How much do you think you lose while exchanging currency? - vishanpopat

We(Team Fluint) are currently working on an app that will make you exchange foreign currency at live rates and skip banks and high commission fees. We are trying to do some market research and understand how much do travellers lose when they exchange cash. Thanks!<p>Take a look at our startup at www.fluint.io
======
andrew_gs
I use TransferWise ([https://transferwise.com/](https://transferwise.com/))
which is focused around larger bank to bank transfers but provides the same
benefits rates wise.

I've transferred around GBP100K through to NZD over the last 10 months through
it with no complaints.

I'm gathering this is more of a matching service for when you come back from
overseas with some leftover currency? How big is that market? I'd be surprised
if there is enough scale for a PG start-up = growth start-up, but maybe there
is for a decent lifestyle business.

------
panorama
I don't have hard numbers, but as a frequent traveler, exchange fees are
honestly pretty annoying, so much to the point that I manually exchange money
with wealthy friends in destination countries, horde cash like Japanese Yen in
a box until I go back, and other nonsensical-in-2015 things.

A lot of countries still operate on mostly cash (like the aforementioned
Japan) so getting by with only a CC isn't too feasible. Then, relying on the
ATM will cost you a lot of money over time unless you specifically have a
checking account at a bank with no ATM fees.

------
rajacombinator
It depends ... In developed countries you'll generally lose at least 5%,
sometimes the airport booths really rip you off for 10% or more. In less
developed countries it can be much better. For instance when I was in Turkey I
paid about 1% to exchange.

------
airframeng
I often exchange from US$ to CAN$ (and vice-versa) and the cheapest way, by
far, is to trade in cash. Credit cards use bank rates and bank rates can't
compete with currency exchange shops dealing in cash.
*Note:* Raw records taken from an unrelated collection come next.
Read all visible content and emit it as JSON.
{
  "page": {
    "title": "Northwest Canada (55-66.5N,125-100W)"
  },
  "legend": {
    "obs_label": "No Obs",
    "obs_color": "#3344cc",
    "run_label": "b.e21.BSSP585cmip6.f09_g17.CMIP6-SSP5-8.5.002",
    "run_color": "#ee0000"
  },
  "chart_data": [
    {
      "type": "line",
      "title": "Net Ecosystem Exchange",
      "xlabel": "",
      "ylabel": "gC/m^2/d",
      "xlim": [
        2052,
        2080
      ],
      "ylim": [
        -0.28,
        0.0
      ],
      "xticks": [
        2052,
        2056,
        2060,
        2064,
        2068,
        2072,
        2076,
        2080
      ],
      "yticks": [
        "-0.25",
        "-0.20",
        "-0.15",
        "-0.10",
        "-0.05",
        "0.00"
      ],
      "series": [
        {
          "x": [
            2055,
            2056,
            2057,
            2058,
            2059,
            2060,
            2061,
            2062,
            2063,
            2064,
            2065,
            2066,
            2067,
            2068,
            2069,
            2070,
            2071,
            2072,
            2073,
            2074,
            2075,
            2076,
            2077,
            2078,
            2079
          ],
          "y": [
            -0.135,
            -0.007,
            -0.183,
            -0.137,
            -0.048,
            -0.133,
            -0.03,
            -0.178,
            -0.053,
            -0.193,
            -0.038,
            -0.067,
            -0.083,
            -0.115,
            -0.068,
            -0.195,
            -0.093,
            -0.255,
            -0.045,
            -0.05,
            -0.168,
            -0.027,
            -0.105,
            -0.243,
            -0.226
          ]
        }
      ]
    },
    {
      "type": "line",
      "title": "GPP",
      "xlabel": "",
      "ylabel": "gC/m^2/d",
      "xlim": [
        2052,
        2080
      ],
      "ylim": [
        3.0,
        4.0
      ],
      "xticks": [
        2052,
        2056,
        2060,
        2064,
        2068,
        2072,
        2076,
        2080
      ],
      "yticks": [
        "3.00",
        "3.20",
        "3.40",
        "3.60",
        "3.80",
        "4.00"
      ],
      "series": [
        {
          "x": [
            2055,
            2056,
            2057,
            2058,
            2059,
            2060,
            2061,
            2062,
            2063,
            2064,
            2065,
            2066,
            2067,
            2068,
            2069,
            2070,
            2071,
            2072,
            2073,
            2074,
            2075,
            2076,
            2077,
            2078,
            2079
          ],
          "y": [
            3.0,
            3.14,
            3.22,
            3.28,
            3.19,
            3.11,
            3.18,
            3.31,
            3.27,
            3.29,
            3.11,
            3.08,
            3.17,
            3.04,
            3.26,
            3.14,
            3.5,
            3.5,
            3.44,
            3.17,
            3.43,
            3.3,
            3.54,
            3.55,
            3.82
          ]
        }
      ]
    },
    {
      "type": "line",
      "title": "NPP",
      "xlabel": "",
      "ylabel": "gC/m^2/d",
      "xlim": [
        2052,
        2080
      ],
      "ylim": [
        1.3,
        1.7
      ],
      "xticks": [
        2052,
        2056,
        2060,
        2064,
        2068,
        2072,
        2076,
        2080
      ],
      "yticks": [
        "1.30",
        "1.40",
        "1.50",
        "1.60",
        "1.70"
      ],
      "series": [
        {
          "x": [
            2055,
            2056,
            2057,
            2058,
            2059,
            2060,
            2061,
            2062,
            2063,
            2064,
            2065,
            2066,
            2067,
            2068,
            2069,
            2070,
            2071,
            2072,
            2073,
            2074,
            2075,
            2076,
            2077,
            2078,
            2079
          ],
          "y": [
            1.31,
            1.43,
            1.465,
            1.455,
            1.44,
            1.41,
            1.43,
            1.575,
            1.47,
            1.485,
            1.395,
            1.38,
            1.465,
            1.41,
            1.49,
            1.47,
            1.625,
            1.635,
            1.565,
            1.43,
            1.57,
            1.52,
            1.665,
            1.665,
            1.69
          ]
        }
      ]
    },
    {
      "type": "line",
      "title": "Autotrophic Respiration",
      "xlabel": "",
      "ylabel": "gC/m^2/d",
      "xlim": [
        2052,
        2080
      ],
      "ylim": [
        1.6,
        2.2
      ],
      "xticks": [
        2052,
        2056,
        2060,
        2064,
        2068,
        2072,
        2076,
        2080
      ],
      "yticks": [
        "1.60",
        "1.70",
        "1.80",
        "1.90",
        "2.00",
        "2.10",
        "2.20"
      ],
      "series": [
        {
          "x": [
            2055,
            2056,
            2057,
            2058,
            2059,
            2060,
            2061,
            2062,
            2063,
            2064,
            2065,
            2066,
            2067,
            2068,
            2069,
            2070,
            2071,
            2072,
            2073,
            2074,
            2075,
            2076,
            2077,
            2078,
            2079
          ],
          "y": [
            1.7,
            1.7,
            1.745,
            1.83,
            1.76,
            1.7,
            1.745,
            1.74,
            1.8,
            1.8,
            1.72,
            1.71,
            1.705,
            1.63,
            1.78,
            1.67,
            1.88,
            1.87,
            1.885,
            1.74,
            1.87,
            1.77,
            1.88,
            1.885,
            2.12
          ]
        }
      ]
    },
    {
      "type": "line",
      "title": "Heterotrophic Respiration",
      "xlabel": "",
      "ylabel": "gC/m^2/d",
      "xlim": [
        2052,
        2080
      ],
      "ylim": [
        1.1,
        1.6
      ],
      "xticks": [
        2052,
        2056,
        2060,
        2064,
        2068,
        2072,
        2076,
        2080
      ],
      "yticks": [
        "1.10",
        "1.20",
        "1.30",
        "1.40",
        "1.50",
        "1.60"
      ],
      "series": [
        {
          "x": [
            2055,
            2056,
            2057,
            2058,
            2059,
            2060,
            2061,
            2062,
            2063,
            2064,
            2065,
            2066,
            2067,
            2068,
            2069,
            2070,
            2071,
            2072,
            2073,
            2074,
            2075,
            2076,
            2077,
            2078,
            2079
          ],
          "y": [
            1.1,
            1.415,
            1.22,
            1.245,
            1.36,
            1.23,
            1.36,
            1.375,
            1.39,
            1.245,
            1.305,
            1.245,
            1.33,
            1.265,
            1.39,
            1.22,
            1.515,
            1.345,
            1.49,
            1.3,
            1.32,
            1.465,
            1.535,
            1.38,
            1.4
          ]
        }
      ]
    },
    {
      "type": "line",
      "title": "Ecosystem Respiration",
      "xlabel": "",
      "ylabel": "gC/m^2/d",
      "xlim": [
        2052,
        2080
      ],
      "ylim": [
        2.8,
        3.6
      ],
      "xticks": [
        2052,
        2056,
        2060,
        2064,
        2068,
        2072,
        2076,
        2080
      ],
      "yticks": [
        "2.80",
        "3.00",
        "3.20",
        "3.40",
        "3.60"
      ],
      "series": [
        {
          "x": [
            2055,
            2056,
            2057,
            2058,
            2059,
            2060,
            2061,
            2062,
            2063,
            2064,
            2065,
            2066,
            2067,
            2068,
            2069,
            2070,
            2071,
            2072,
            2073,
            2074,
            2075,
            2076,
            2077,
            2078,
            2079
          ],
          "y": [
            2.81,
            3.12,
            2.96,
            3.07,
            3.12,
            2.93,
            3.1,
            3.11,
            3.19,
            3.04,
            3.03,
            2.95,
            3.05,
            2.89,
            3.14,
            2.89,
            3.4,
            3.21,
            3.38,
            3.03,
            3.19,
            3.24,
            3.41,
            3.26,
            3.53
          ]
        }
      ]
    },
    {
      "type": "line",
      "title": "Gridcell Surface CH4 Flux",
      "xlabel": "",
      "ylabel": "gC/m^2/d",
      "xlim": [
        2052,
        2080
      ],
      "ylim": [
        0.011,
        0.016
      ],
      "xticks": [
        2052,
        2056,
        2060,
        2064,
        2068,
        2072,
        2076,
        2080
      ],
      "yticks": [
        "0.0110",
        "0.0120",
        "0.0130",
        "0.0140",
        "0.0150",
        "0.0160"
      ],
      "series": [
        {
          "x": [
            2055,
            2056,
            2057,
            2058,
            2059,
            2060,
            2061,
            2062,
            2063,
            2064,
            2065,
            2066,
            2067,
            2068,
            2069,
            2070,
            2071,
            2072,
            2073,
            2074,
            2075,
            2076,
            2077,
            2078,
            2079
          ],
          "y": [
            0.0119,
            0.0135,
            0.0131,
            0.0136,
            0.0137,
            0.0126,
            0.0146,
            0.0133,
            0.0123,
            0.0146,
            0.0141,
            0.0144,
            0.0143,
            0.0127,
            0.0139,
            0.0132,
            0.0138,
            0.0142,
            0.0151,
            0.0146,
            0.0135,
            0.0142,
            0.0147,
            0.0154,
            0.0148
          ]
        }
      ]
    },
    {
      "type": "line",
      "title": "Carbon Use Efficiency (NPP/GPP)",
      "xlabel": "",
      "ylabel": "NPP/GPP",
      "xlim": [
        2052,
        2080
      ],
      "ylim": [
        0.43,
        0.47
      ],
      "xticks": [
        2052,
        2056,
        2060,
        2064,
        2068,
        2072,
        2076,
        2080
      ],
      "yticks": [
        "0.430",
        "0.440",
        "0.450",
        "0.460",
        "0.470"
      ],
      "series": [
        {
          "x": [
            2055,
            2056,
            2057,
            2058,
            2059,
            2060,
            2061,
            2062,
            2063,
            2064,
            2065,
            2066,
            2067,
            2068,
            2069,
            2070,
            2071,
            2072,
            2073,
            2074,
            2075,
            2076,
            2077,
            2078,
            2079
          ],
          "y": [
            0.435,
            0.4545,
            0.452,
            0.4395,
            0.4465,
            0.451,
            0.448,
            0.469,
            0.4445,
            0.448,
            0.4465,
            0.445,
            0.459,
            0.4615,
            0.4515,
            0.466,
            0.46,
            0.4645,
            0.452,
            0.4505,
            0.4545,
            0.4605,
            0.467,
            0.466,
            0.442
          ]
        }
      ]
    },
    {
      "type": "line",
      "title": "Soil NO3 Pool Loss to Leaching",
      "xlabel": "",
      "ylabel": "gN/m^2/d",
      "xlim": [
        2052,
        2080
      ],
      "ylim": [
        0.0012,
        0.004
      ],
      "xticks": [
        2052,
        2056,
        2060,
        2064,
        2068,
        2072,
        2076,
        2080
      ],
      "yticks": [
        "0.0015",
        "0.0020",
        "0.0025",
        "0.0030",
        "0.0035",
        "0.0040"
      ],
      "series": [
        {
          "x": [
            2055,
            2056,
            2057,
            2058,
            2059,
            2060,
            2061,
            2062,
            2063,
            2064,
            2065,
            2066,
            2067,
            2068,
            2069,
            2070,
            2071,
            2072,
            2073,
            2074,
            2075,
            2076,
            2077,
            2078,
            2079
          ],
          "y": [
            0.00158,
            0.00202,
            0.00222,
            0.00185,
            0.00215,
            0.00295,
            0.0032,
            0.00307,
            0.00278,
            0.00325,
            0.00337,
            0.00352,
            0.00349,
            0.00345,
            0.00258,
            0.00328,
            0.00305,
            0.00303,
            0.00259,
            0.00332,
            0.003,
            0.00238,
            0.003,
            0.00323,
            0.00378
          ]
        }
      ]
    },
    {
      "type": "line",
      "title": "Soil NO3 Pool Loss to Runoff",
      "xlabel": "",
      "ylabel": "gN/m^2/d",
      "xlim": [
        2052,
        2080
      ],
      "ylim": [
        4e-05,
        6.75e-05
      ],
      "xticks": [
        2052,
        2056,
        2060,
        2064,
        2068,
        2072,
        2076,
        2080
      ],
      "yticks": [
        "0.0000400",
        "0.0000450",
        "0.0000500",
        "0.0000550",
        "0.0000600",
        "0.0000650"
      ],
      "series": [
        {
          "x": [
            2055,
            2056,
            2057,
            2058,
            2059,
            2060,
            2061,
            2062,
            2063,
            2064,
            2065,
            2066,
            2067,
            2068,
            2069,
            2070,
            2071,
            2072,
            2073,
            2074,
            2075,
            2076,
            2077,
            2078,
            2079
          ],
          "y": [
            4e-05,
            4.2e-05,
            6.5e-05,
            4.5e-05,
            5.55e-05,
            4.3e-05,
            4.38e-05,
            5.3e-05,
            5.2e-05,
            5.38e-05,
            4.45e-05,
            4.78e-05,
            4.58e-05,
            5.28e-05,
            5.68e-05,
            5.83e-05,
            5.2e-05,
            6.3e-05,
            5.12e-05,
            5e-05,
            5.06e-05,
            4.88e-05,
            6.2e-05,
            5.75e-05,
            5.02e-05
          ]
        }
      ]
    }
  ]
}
The problem comes when you want to exchange larger sums of money.

------
vishanpopat
Thanks a lot guys. We will be launching our app soon on Android. Make sure you
get early access to our app :)

------
alain94040
I pay abroad with my credit card and [I believe] I'm paying only 1%
commission. Very reasonable.

------
danieltillett
Even though I feel like Jesus in the Temple every time I change money I
understand why I am paying these fees.

How are you going to make money? The reason for the spread is the costs
involved are high at small scale.